The Nigerian government will not be holding any talks with MTN until the probe being conducted by the country’s lawmakers is concluded, Adebayo Shittu, minister of Communications, said this yesterday at the end of the weekly Federal Executive Council (FEC) meeting held in Aso Rock in Abuja.
According to Shittu, talks with the operator will resume “as soon as the ongoing (parliamentary) investigations are concluded we will sit down with them (MTN).”
The lawmakers are carrying out investigations and part of what they are exploring is potential reduction in the fine which was initially $5.2 billion before the Nigerian Communications Commission (NCC) reduced it to $3.9 billion.
The minister said the probe has hindered efforts by MTN to launch new talks aimed at getting the fine reduced further.
The House launched its investigation after MTN angered lawmakers by snubbing an invitation to its Nigeria Chief Executive Ferdi Moolman to appear at the telecoms committee.
MTN offered in March to pay $1.5 billion, according to a document seen by Reuters. And it dropped a legal case against the regulator as the first step in its efforts to reach an out of court settlement.
Minister Shittu also revealed that the FEC has approved the action of the Nigerian delegation and has directed the Ministry of Justice to review the draft treaty for it to be domesticated as part of laws in Nigeria.
He said: “At this meeting, the significant milestone was the fact that in all of the 150 years of existence of the ITU, a Nigerian in the person of Engr.

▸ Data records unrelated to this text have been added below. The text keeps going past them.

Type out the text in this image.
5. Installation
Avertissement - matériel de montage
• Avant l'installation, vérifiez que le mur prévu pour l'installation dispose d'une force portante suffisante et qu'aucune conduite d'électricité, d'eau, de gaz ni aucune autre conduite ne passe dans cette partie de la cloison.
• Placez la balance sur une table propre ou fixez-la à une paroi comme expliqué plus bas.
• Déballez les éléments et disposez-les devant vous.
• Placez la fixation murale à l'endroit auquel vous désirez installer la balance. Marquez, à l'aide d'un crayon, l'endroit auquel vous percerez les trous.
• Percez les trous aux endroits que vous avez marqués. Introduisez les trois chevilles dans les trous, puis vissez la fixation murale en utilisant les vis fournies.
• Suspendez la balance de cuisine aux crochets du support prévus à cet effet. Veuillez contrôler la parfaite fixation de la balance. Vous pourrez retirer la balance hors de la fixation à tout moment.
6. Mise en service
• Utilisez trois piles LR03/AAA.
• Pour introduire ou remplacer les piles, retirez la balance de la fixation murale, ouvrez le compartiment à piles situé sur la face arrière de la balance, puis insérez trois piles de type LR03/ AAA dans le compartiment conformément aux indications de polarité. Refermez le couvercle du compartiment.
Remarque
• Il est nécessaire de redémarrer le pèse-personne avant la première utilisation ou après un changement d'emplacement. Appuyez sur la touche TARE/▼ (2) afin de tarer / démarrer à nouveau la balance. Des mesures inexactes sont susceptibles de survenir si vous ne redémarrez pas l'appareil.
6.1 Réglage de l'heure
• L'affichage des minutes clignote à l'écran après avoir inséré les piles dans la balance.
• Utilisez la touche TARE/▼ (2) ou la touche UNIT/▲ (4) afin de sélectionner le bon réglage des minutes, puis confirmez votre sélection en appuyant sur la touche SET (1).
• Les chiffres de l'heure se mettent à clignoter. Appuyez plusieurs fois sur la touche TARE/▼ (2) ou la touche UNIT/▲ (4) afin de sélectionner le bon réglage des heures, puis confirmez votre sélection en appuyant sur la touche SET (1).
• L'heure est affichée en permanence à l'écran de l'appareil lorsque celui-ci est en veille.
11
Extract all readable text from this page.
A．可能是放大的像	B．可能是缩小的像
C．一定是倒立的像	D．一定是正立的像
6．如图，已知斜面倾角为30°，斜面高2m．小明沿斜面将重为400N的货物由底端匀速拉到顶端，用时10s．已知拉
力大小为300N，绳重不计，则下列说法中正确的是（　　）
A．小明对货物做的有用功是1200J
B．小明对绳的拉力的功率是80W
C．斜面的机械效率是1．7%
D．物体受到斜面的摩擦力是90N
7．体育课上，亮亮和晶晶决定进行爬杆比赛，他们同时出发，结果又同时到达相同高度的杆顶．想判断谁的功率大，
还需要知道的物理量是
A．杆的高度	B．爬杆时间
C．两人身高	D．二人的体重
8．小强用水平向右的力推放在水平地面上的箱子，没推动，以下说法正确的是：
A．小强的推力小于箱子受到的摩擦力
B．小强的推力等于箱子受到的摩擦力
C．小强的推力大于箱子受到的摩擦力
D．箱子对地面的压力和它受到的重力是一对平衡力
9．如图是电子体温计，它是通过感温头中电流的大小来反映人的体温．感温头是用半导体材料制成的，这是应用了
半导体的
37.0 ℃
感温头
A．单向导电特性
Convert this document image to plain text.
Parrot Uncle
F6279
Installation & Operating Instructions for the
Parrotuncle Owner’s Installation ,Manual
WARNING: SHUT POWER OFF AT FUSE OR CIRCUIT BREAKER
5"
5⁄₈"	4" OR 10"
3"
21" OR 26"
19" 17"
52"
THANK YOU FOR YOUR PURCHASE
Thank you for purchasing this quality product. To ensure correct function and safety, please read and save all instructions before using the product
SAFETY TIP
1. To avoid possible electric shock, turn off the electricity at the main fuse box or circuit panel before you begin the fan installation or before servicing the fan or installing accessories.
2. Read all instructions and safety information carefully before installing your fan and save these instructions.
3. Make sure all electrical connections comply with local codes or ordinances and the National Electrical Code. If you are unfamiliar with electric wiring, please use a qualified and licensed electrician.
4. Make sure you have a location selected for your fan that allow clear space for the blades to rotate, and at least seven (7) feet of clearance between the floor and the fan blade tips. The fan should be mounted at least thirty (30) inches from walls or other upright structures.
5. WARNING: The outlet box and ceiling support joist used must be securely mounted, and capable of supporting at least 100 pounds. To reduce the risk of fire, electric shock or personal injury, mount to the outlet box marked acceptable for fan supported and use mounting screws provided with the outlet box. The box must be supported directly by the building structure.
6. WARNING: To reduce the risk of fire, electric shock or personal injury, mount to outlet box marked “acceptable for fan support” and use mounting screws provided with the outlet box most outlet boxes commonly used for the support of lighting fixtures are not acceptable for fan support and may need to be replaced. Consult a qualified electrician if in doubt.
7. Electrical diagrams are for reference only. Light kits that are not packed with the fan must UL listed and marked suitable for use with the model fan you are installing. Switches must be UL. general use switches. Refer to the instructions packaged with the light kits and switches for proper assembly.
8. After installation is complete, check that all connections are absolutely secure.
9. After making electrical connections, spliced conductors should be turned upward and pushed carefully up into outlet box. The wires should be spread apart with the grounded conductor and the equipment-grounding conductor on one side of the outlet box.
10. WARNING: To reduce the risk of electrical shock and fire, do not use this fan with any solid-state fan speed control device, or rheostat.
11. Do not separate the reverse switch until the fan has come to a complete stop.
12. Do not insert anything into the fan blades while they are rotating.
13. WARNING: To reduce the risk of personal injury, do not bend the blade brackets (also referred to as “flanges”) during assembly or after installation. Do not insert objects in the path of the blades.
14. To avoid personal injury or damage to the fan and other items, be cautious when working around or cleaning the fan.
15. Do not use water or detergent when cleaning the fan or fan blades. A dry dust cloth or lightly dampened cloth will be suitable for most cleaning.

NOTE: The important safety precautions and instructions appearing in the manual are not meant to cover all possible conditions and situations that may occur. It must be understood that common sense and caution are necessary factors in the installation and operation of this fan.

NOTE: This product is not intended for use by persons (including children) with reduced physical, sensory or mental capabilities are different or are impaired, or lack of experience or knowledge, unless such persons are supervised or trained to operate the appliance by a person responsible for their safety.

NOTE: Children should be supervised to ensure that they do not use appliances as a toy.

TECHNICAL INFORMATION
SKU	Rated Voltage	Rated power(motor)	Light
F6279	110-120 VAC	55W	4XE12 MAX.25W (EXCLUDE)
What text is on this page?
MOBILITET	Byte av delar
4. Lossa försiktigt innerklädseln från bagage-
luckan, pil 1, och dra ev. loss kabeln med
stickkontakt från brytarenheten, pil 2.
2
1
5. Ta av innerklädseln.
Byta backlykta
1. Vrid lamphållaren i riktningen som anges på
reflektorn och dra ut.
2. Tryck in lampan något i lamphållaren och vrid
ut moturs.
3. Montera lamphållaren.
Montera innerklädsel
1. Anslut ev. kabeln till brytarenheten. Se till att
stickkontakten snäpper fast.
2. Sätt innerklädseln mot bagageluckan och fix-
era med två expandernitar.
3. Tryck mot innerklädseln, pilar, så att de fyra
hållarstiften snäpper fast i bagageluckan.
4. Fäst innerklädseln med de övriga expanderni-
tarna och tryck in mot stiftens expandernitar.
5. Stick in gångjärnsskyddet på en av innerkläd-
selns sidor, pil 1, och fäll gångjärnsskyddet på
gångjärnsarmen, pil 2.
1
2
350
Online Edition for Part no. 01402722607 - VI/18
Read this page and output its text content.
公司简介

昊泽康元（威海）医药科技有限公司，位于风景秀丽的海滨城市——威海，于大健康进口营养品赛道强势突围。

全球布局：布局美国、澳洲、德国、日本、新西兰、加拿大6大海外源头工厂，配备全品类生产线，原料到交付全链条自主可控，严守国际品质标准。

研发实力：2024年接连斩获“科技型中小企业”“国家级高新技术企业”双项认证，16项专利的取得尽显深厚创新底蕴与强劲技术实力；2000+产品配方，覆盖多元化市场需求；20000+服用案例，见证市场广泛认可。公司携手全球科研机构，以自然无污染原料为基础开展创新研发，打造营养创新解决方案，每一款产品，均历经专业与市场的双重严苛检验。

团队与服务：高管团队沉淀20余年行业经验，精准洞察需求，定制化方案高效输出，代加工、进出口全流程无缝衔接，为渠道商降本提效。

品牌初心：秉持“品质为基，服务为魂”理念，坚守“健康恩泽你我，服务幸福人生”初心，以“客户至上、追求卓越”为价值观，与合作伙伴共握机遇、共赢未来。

Festus Dawudu, a Director of a Spectrum in the Ministry emerged as the Chairman.
“It has never happened that an African would be Chairman of the 150-year old body.
“Again, consequently, the Nigerian delegation signed the treaty and also a declaration to say that Nigeria reserves the right to react to any other member country which tries to intrude into what rightly belongs to Nigeria by way of the frequencies allowed Nigerians,” he stated.